Das sowieso. Ich hätte dort gar nicht drehen dürfen, wenn ich nicht alle Einverständnisse gehabt hätte. Ich habe diesen Dreh sehr lange vorbereitet, indem ich dort alle Menschen, die dort gelegen haben, mit ihren Geschichten und Lebensläufen kennengelernt habe. Manche wussten natürlich, dass es hier um einen Film geht; viele wussten es nicht.
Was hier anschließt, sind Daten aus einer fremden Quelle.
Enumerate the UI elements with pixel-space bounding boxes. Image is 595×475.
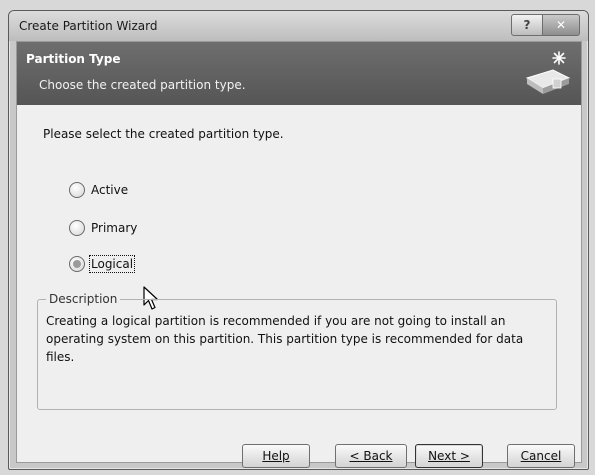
description-text: Creating a logical partition is recommen… xyxy=(46,314,524,364)
header-banner: Partition Type Choose the created partit… xyxy=(17,42,581,105)
close-icon[interactable]: ✕ xyxy=(543,14,580,36)
title-bar-buttons: ? ✕ xyxy=(511,14,580,36)
next-button[interactable]: Next > xyxy=(415,444,483,468)
radio-label-active[interactable]: Active xyxy=(91,183,128,197)
help-icon[interactable]: ? xyxy=(511,14,543,36)
description-legend: Description xyxy=(49,292,118,306)
radio-button-active[interactable] xyxy=(69,182,85,198)
wizard-body: Partition Type Choose the created partit… xyxy=(16,41,582,468)
title-bar: Create Partition Wizard ? ✕ xyxy=(9,11,588,41)
radio-label-primary[interactable]: Primary xyxy=(91,221,137,235)
create-partition-wizard-window: Create Partition Wizard ? ✕ Partition Ty… xyxy=(8,10,589,470)
radio-selected-dot xyxy=(73,260,81,268)
cancel-button[interactable]: Cancel xyxy=(507,444,575,468)
radio-button-logical[interactable] xyxy=(69,256,85,272)
wizard-disk-icon xyxy=(525,51,571,94)
next-button-label: Next > xyxy=(428,449,470,463)
help-button-label: Help xyxy=(262,449,290,463)
back-button[interactable]: < Back xyxy=(335,444,407,468)
back-button-label: < Back xyxy=(349,449,393,463)
radio-button-primary[interactable] xyxy=(69,220,85,236)
page-title: Partition Type xyxy=(26,52,121,66)
help-button[interactable]: Help xyxy=(242,444,310,468)
window-title: Create Partition Wizard xyxy=(19,19,158,33)
cancel-button-label: Cancel xyxy=(520,449,562,463)
description-group: Description Creating a logical partition… xyxy=(37,292,557,410)
partition-type-prompt: Please select the created partition type… xyxy=(43,127,284,141)
page-subtitle: Choose the created partition type. xyxy=(39,78,246,92)
radio-label-logical[interactable]: Logical xyxy=(88,255,136,273)
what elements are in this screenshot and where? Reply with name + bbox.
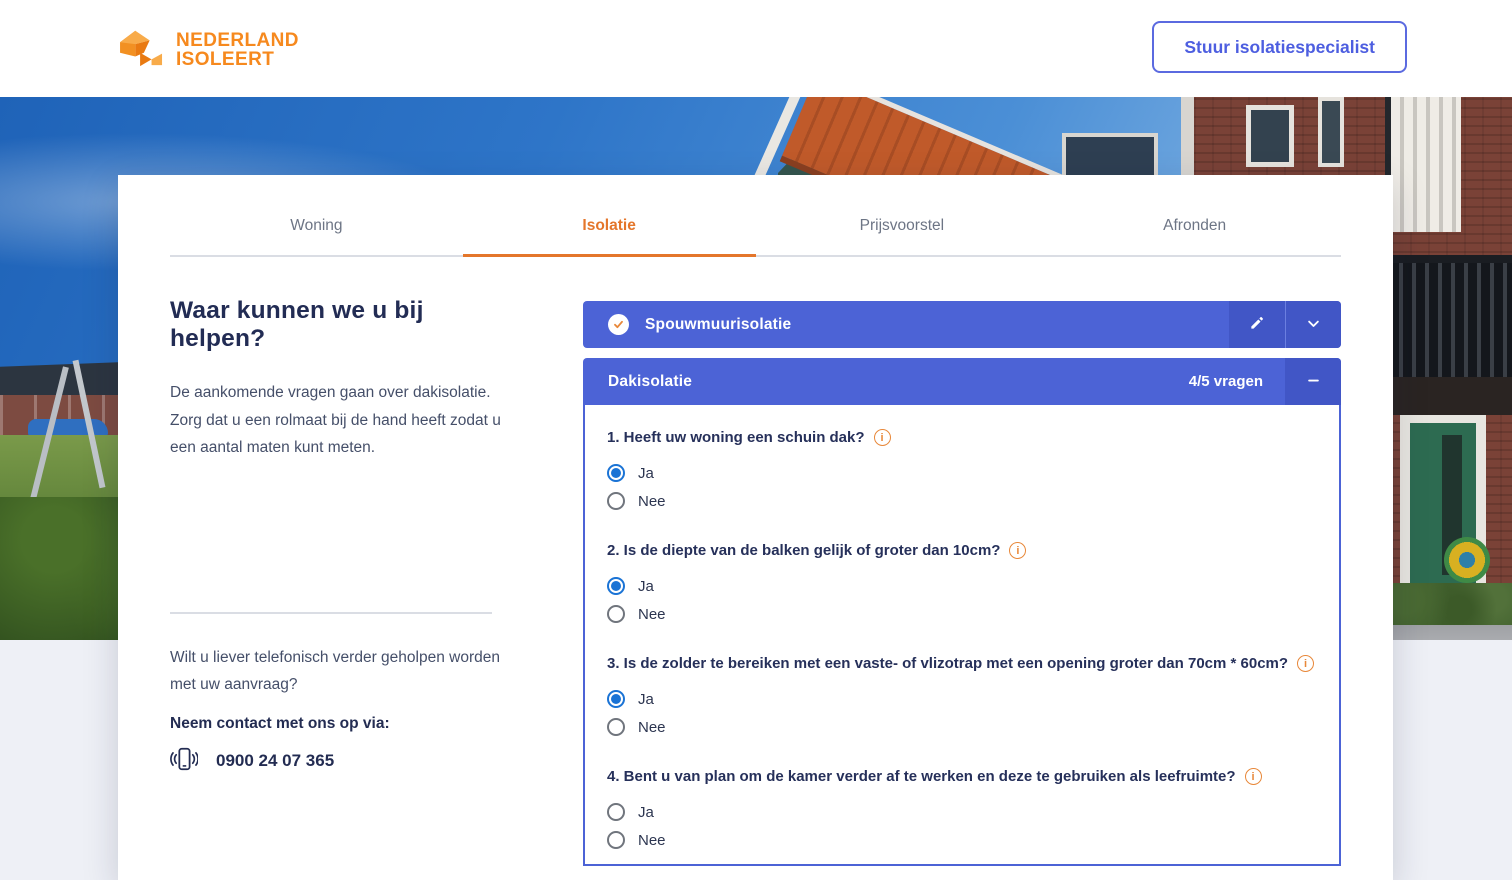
radio-icon[interactable] [607,464,625,482]
dakisolatie-question-panel: 1. Heeft uw woning een schuin dak? i Ja … [583,405,1341,866]
panel-spouwmuurisolatie-header[interactable]: Spouwmuurisolatie [583,301,1341,348]
panel-title: Dakisolatie [608,373,692,391]
photo-garden-hose [1444,537,1490,583]
phone-row: 0900 24 07 365 [170,745,512,778]
panel-title: Spouwmuurisolatie [645,316,791,334]
phone-prompt: Wilt u liever telefonisch verder geholpe… [170,644,512,699]
radio-icon[interactable] [607,718,625,736]
radio-icon[interactable] [607,577,625,595]
tab-isolatie[interactable]: Isolatie [463,205,756,255]
radio-icon[interactable] [607,831,625,849]
question-group-2: 2. Is de diepte van de balken gelijk of … [607,542,1319,628]
edit-pencil-icon [1249,315,1265,334]
chevron-down-icon [1306,316,1321,334]
panel-header-main: Spouwmuurisolatie [583,301,1229,348]
insulation-panels: Spouwmuurisolatie Dakisolati [583,301,1341,866]
photo-hedge [1380,583,1512,627]
radio-option-nee[interactable]: Nee [607,826,1319,854]
photo-window [1246,105,1294,167]
contact-label: Neem contact met ons op via: [170,715,512,733]
divider [170,612,492,614]
tab-prijsvoorstel[interactable]: Prijsvoorstel [756,205,1049,255]
question-text: 1. Heeft uw woning een schuin dak? [607,429,865,446]
radio-icon[interactable] [607,492,625,510]
intro-text: De aankomende vragen gaan over dakisolat… [170,379,512,462]
phone-icon [170,745,198,778]
check-icon [608,314,629,335]
radio-icon[interactable] [607,803,625,821]
top-header: NEDERLAND ISOLEERT Stuur isolatiespecial… [0,0,1512,97]
radio-icon[interactable] [607,690,625,708]
radio-option-nee[interactable]: Nee [607,600,1319,628]
radio-option-nee[interactable]: Nee [607,487,1319,515]
panel-header-main: Dakisolatie [583,358,1189,405]
wizard-card: Woning Isolatie Prijsvoorstel Afronden W… [118,175,1393,880]
send-specialist-button[interactable]: Stuur isolatiespecialist [1152,21,1407,73]
edit-button[interactable] [1229,301,1285,348]
progress-badge: 4/5 vragen [1189,358,1263,405]
photo-curtain-window [1385,97,1461,232]
info-icon[interactable]: i [1009,542,1026,559]
collapse-minus-icon [1306,373,1321,391]
question-text: 3. Is de zolder te bereiken met een vast… [607,655,1288,672]
radio-option-ja[interactable]: Ja [607,572,1319,600]
info-icon[interactable]: i [1245,768,1262,785]
tab-afronden[interactable]: Afronden [1048,205,1341,255]
question-text: 2. Is de diepte van de balken gelijk of … [607,542,1000,559]
info-icon[interactable]: i [1297,655,1314,672]
photo-window [1318,97,1344,167]
radio-option-nee[interactable]: Nee [607,713,1319,741]
wizard-steps: Woning Isolatie Prijsvoorstel Afronden [170,205,1341,257]
photo-balcony [1390,255,1512,377]
question-group-3: 3. Is de zolder te bereiken met een vast… [607,655,1319,741]
tab-woning[interactable]: Woning [170,205,463,255]
question-group-1: 1. Heeft uw woning een schuin dak? i Ja … [607,429,1319,515]
logo-house-icon [118,26,166,73]
logo-text: NEDERLAND ISOLEERT [176,31,299,69]
info-icon[interactable]: i [874,429,891,446]
radio-icon[interactable] [607,605,625,623]
panel-dakisolatie-header[interactable]: Dakisolatie 4/5 vragen [583,358,1341,405]
question-text: 4. Bent u van plan om de kamer verder af… [607,768,1236,785]
question-group-4: 4. Bent u van plan om de kamer verder af… [607,768,1319,854]
radio-option-ja[interactable]: Ja [607,685,1319,713]
logo[interactable]: NEDERLAND ISOLEERT [118,26,299,73]
page-title: Waar kunnen we u bij helpen? [170,297,512,353]
radio-option-ja[interactable]: Ja [607,798,1319,826]
help-column: Waar kunnen we u bij helpen? De aankomen… [170,297,512,778]
expand-button[interactable] [1285,301,1341,348]
photo-pavement [1380,625,1512,640]
phone-number-link[interactable]: 0900 24 07 365 [216,751,334,771]
photo-balcony-base [1390,377,1512,415]
radio-option-ja[interactable]: Ja [607,459,1319,487]
collapse-button[interactable] [1285,358,1341,405]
Das ist aber nicht die Frage − die Frage ist immer „Wie macht man es?“ Wenn man die Leute in ihrer Würde belässt, dann finde ich das richtig und notwendig.

Man könnte einwenden, dass die Würde eines Menschen dann verletzt wird, wenn man, wie Sie in manchen Momenten, mit der Kamera in seine intimste Sphäre vordringt.
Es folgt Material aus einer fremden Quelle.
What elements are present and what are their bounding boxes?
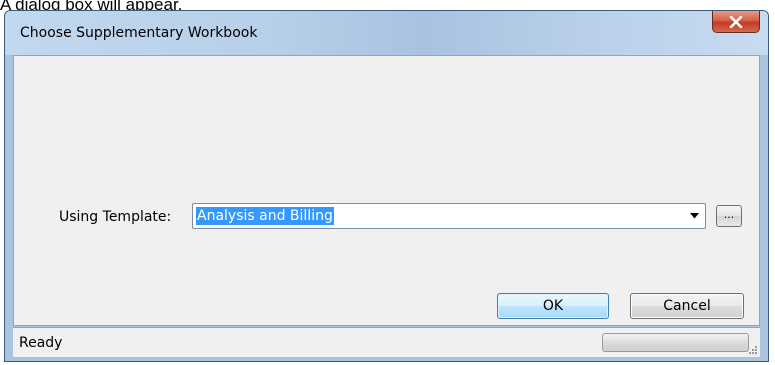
browse-button[interactable]: ... — [716, 205, 742, 227]
progress-bar — [602, 333, 749, 352]
dialog-window: Choose Supplementary Workbook Using Temp… — [4, 10, 769, 362]
template-combobox[interactable]: Analysis and Billing — [192, 203, 706, 229]
ok-button[interactable]: OK — [497, 293, 609, 319]
close-x-icon — [729, 15, 743, 28]
status-bar: Ready — [13, 327, 760, 357]
resize-grip-icon[interactable] — [748, 345, 758, 355]
dropdown-arrow-icon[interactable] — [690, 213, 699, 219]
window-title: Choose Supplementary Workbook — [20, 25, 258, 41]
status-text: Ready — [19, 335, 63, 351]
dialog-body: Using Template: Analysis and Billing ...… — [13, 55, 760, 326]
close-button[interactable] — [712, 11, 760, 33]
cancel-button[interactable]: Cancel — [630, 293, 744, 319]
using-template-label: Using Template: — [59, 209, 172, 225]
template-combobox-value[interactable]: Analysis and Billing — [196, 207, 334, 225]
title-bar[interactable]: Choose Supplementary Workbook — [5, 11, 768, 55]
Wer zieht die Grenze? Wer sagt, was man darf und was nicht?

Der Zuschauer, der mitempfindet und diese radikale Nähe möglicherweise aufgrund eines verinnerlichten gesellschaftlichen Konsenses ablehnt.

Ich glaube, diesen gesellschaftlichen Konsens kann es nicht geben. Genauso wie man als Mensch ohne Kamera Verantwortung hat, wie man mit jemanden anderen umgeht, liegt es in meiner Verantwortung als Regisseur, was ich zeige.

Es gibt in Ihrem Film auch sehr explizite Sexszenen. Bedienen Sie dabei nicht − wie die Pornographie − den Voyeurismus des männlichen Zuschauers, den Sie eigentlich entlarven wollen?

Beides passiert: Auf der einen Seite wird der Zuschauer selber verführt, Voyeur zu sein. Auf der anderen Seite wird der Mechanismus im selben Moment demaskiert.

Dennoch bleibt es dabei: Sie machen weibliche Darstellerinnen, die sich im Film für Internetpornographie penetrieren oder nackt als Prostituierte degradiert werden, zum Objekt des Zuschauerblickes.

Die andere Möglichkeit wäre, das zu tabuisieren und nicht zu zeigen. Dieses Denken − weil man etwas nicht haben möchte, verschweigt man es − ist grundlegend falsch. Wenn man Kritik an etwas übt, muss man es zeigen.

Als Alternative blieb immer noch, die Dinge anzudeuten, sie aber nicht voll ins Bild zu rücken.

Man könnte vieles − aber ich bin nicht für Zwischenwege. Es gibt die Schönheit im Schrecken und den Schrecken der Schönheit. Ich mache schöne, schreckliche Bilder − Bilder, die haften bleiben, die man nicht so schnell vergisst.